Login fails even if credentials are correct
Kibana HTTP header whitelisting
Kibana only sends HTTP headers that are explicitly whitelisted in kibana.yml
to Elasticsearch. If a header is not whitelisted, it is silently discarded, just as if was not present in the HTTP request. This is a Kibana feature independent from Search Guard. You can whitelist headers in kibana.yml
like:
elasticsearch.requestHeadersWhitelist: [ "...", "..." ]
A common source of error is that a HTTP header required by the configured authentication module(s) is not whitelisted, and thus authentication fails. Since the header is just discarded by Kibana, you won’t see any error message.
By default, the whitelist includes the standardized Authorization
header, but only if no other headers are configured. If you add any other header, for example sgtenant
, make sure to add Authorization
explicitly as well:
elasticsearch.requestHeadersWhitelist: [ "Authorization", "sgtenant" ]
Single-Sign-On header whitelisting
If you are using an SSO authentication mechanism like Kerberos or JWT, or if you use proxy authentication, make sure you list all required authentication headers in kibana.yml
.
JWT: Token in HTTP header
For JWT, add the HTTP header you configured in the JWT section of sg_authc.yml
to the header whitelist. For example, if you configured the header like:
jwt_auth_domain:
...
http_authenticator:
...
config:
...
jwt_header: "jwtheader"
...
You also need to set this header explicitly in kibana.yml
like:
elasticsearch.requestHeadersWhitelist: [ "Authorization", "jwtheader", "sgtenant" ]

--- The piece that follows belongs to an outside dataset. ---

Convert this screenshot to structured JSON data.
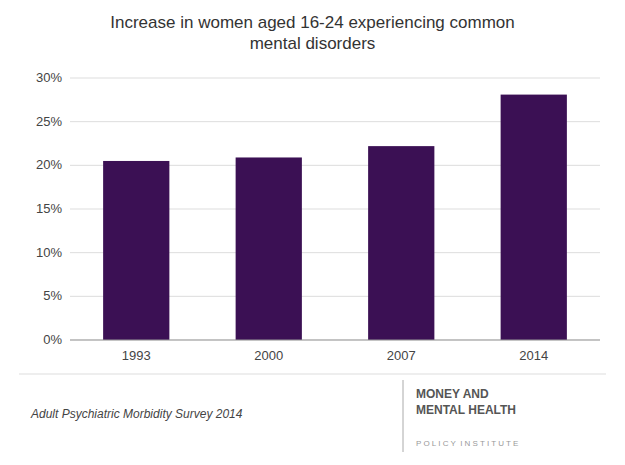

JWT: Token as request parameter
If you want to transmit the JSON web token as request parameter to Kibana, Search Guard needs to grab the token from the request, and add it to all calls to Elasticsearch as HTTP request parameter. The reason is that Kibana does not allow to add arbitrary request parameters to HTTP call.
First, configure the name of the request parameter you use and the HTTP header Search Guard should copy the JSON web token to:
searchguard.jwt.enabled: true
searchguard.jwt.url_param: jwtparam
searchguard.jwt.header: jwtheader
Search Guard looks for the token in the request parameter jwtparam
and will copy it to the HTTP header jwtheader
.
Next, make sure the HTTP header is whitelisted:
elasticsearch.requestHeadersWhitelist: [ "Authorization", "jwtheader", "sgtenant" ]
Last, configure the HTTP header in the JWT section of sg_authc.yml
:
jwt_auth_domain:
...
http_authenticator:
...
config:
...
jwt_header: "jwtheader"
...
Proxy authentication
For proxy authentication you need to configure all headers that your proxy uses, for example:
elasticsearch.requestHeadersWhitelist: [ "Authorization", "x-forwarded-for", "x-forwarded-by", "x-proxy-user", "x-proxy-roles", "sgtenant" ]
Timelion displays Security Exceptions
If you do not specify any index in the timelion query, it will simply use a wildcard (‘*’) for the index name. If the currently logged in user does not have READ permission on all indices, a security exception is displayed.